Convença-me de que não está metida com algo muito feio!
BIA:- Eu
vou explicar... pai, mas por favor, tenha calma... Olha o seu coração... não
precisa ficar assim, paizinho... Eu vou explicar... Sabe ... o Dante?...
PAI:- Aquele vagabundo!
BIA:- Ele
não é vagabundo, pai... Só porque é... é mais pobre que a gente...
PAI:- Pobreza não é
crime, mas não gosto dele... não tenho boas referências...
BIA:-
Referências, meu pai? Referências? E desde quando a gente pede referências a um
amigo? Escuta: ele é boa gente... um pouco perdido, eu sei... mas bem
intencionado... Ele comprou uma guitarra, contando que podia pagar a
prestação...
PAI:- A velha lengalenga... dar um
passo maior que perna...
BIA:- Só que ele não contava perder o emprego...

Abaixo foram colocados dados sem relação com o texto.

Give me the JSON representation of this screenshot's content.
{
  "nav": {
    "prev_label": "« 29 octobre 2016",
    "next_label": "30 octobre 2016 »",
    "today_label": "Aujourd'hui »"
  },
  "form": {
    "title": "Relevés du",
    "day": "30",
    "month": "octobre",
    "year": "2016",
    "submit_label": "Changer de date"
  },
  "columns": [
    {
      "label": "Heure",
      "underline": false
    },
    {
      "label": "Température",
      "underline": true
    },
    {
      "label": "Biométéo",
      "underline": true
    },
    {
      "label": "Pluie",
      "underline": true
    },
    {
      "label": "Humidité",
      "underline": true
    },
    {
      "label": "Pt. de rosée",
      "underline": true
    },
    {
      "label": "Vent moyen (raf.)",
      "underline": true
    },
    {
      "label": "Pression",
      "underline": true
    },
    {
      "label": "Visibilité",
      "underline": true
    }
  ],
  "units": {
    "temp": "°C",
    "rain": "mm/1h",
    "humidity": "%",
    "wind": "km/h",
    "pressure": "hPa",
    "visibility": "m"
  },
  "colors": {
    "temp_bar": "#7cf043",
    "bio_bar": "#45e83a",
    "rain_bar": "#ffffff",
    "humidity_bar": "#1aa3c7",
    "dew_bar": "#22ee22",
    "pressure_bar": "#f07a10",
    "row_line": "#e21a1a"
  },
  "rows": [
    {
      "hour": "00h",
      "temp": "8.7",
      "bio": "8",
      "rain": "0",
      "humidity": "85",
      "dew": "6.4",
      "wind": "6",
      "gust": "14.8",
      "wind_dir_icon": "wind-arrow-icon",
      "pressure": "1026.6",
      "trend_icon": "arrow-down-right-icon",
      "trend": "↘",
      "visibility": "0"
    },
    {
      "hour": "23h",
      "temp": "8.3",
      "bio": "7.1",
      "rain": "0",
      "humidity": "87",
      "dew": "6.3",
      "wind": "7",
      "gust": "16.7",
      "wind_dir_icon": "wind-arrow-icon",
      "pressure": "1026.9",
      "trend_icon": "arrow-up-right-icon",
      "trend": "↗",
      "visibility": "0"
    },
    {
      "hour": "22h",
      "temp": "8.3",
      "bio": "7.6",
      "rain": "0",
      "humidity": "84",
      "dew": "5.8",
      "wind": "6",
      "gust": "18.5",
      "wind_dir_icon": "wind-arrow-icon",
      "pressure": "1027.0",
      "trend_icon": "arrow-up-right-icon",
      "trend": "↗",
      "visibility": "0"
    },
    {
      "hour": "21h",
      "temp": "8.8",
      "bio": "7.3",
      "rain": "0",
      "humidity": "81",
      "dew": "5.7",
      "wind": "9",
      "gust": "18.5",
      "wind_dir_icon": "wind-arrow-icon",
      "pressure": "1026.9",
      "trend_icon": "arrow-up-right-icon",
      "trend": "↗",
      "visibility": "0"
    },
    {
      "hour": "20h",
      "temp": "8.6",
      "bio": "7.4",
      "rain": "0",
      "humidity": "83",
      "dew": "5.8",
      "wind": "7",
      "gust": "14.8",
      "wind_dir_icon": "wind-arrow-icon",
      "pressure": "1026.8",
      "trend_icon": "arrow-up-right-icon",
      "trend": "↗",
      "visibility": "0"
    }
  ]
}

Mandaram ele embora da firma... Corte de despesas, sei lá... Você sabe como
é... Não, você não sabe... Deus não costuma mandar embora os seus pastores, não
é mesmo?
PAI:- Não blasfeme, filha de
satanás...
BIA:- Ele é músico, pai... a guitarra podia lhe
dar a oportunidade de um bico... tocar em festas... ele
apenas me pediu uma ajuda...
MÃE:- Tá
vendo, senhor meu marido... tudo tem explicação... é só ter confiança em nossa
filha...
PAI:- Não estou totalmente
convencido dessa história... Dessa vez passa, só dessa vez...

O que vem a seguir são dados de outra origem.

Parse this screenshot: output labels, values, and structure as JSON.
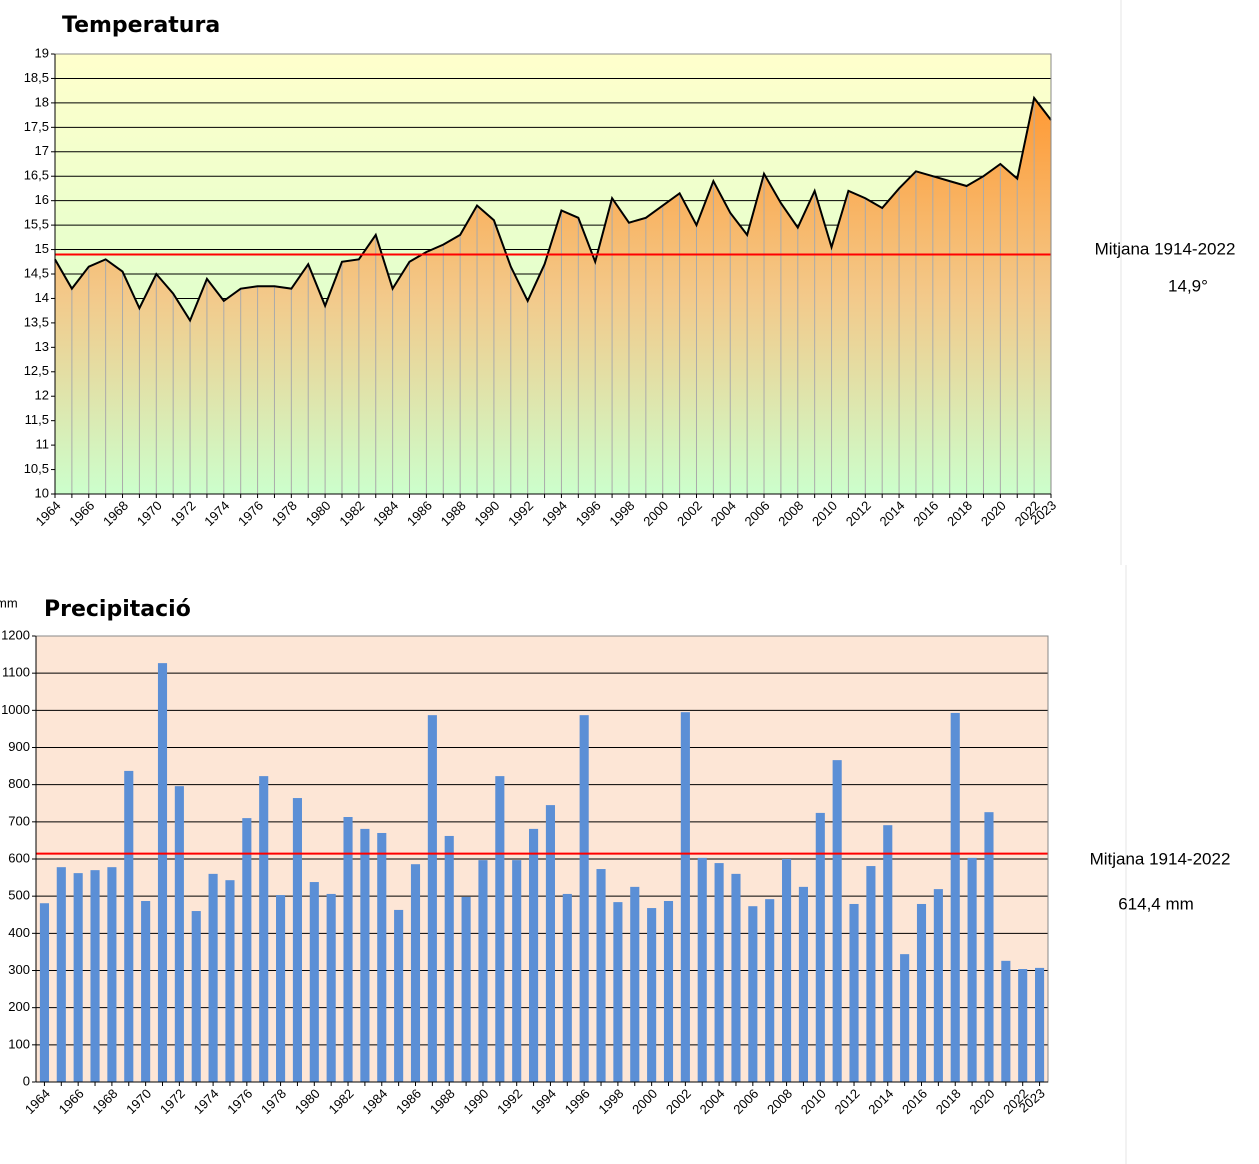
{
  "chart_data": [
    {
      "type": "area",
      "title": "Temperatura",
      "categories": [
        "1964",
        null,
        "1966",
        null,
        "1968",
        null,
        "1970",
        null,
        "1972",
        null,
        "1974",
        null,
        "1976",
        null,
        "1978",
        null,
        "1980",
        null,
        "1982",
        null,
        "1984",
        null,
        "1986",
        null,
        "1988",
        null,
        "1990",
        null,
        "1992",
        null,
        "1994",
        null,
        "1996",
        null,
        "1998",
        null,
        "2000",
        null,
        "2002",
        null,
        "2004",
        null,
        "2006",
        null,
        "2008",
        null,
        "2010",
        null,
        "2012",
        null,
        "2014",
        null,
        "2016",
        null,
        "2018",
        null,
        "2020",
        null,
        "2022",
        "2023"
      ],
      "values": [
        14.8,
        14.2,
        14.65,
        14.8,
        14.55,
        13.8,
        14.5,
        14.1,
        13.55,
        14.4,
        13.95,
        14.2,
        14.25,
        14.25,
        14.2,
        14.7,
        13.85,
        14.75,
        14.8,
        15.3,
        14.2,
        14.75,
        14.95,
        15.1,
        15.3,
        15.9,
        15.6,
        14.65,
        13.95,
        14.7,
        15.8,
        15.65,
        14.75,
        16.05,
        15.55,
        15.65,
        15.9,
        16.15,
        15.5,
        16.4,
        15.75,
        15.3,
        16.55,
        15.95,
        15.45,
        16.2,
        15.05,
        16.2,
        16.05,
        15.85,
        16.25,
        16.6,
        16.5,
        16.4,
        16.3,
        16.5,
        16.75,
        16.45,
        18.1,
        17.65
      ],
      "color": "#000000",
      "fill_color": "#ff9933",
      "ylim": [
        10,
        19
      ],
      "yticks": [
        10,
        {
          "value": 10.5,
          "label": "10,5"
        },
        11,
        {
          "value": 11.5,
          "label": "11,5"
        },
        12,
        {
          "value": 12.5,
          "label": "12,5"
        },
        13,
        {
          "value": 13.5,
          "label": "13,5"
        },
        14,
        {
          "value": 14.5,
          "label": "14,5"
        },
        15,
        {
          "value": 15.5,
          "label": "15,5"
        },
        16,
        {
          "value": 16.5,
          "label": "16,5"
        },
        17,
        {
          "value": 17.5,
          "label": "17,5"
        },
        18,
        {
          "value": 18.5,
          "label": "18,5"
        },
        19
      ],
      "grid": true,
      "mean": {
        "label": "Mitjana 1914-2022",
        "value": 14.9,
        "value_label": "14,9°",
        "color": "#ff0000"
      }
    },
    {
      "type": "bar",
      "title": "Precipitació",
      "y_label": "mm",
      "categories": [
        "1964",
        null,
        "1966",
        null,
        "1968",
        null,
        "1970",
        null,
        "1972",
        null,
        "1974",
        null,
        "1976",
        null,
        "1978",
        null,
        "1980",
        null,
        "1982",
        null,
        "1984",
        null,
        "1986",
        null,
        "1988",
        null,
        "1990",
        null,
        "1992",
        null,
        "1994",
        null,
        "1996",
        null,
        "1998",
        null,
        "2000",
        null,
        "2002",
        null,
        "2004",
        null,
        "2006",
        null,
        "2008",
        null,
        "2010",
        null,
        "2012",
        null,
        "2014",
        null,
        "2016",
        null,
        "2018",
        null,
        "2020",
        null,
        "2022",
        "2023"
      ],
      "values": [
        481,
        578,
        562,
        570,
        578,
        837,
        487,
        1127,
        796,
        460,
        560,
        543,
        710,
        823,
        503,
        764,
        538,
        506,
        713,
        681,
        670,
        463,
        586,
        987,
        662,
        498,
        597,
        823,
        597,
        681,
        745,
        506,
        987,
        573,
        484,
        525,
        468,
        487,
        995,
        603,
        589,
        560,
        473,
        492,
        600,
        525,
        724,
        866,
        479,
        581,
        691,
        344,
        479,
        519,
        993,
        603,
        726,
        326,
        304,
        307
      ],
      "color": "#5b8fd6",
      "ylim": [
        0,
        1200
      ],
      "yticks": [
        0,
        100,
        200,
        300,
        400,
        500,
        600,
        700,
        800,
        900,
        1000,
        1100,
        1200
      ],
      "grid": true,
      "mean": {
        "label": "Mitjana 1914-2022",
        "value": 614.4,
        "value_label": "614,4 mm",
        "color": "#ff0000"
      }
    }
  ]
}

BIA:- Então o paizinho vai me arranjar o dinheiro,
vai?
Bia abraça e beija o pai, que se desvencilha e cita
Salmos, 94:22.
PAI:- “O Senhor foi o meu alto
retiro; e meu Deus a rocha em que me refugiei”. Não!
Videogame. Todos cantam e dançam “A canção do videogame
2”:
eu jogo, é vida
eu jogo a vida
vidas, vidas, vidas
algumas vidas tenho ainda
tenho ainda pra jogar
eu jogo, eu jogo
compulsão do fogo
matar, morrer
que importa a vida?
eu sonho, eu sonho
eu brigo, eu chuto
eu fujo, eu sujo,
eu perco rios,
eu perco vidas,
sou quase herói
sou só o que minto
sou só o que sinto
no labirinto
Tempo. Bia sozinha, pensativa por alguns instantes. Pega
o telefone e liga para Dante. Não consegue completar a ligação, pois o telefone
só dá sinal de ocupado.
BIA:- Aquele
desgraçado... não atende ao telefone...
Pega uma bolsa e sai.
Encontra-se com Dante.
BIA:- Seu
maldito, por que não ligou... em vez de mandar aquele bilhete escroto...
DANTE:- O
que aconteceu, Bia, você está...
BIA:-
Puta! Estou puta da vida... Meu pai pegou o seu bilhete...
DANTE:-
Cortaram nosso telefone... e eu precisava falar com você... Só você pode me
ajudar...
BIA:-
Podia, podia! Mas agora, miou, cara, miou... Meu pai não vai
me dar nunca aquela grana...
DANTE:- Os
caras vão me matar, Bia... Estou fodido... Só resta você...
BIA:- Uma
roubada,
cara... uma roubada... A gente devia ter parado...
DANTE:-
Cadê o Lucas e a Paty? Eles podiam dar uma mão, cara...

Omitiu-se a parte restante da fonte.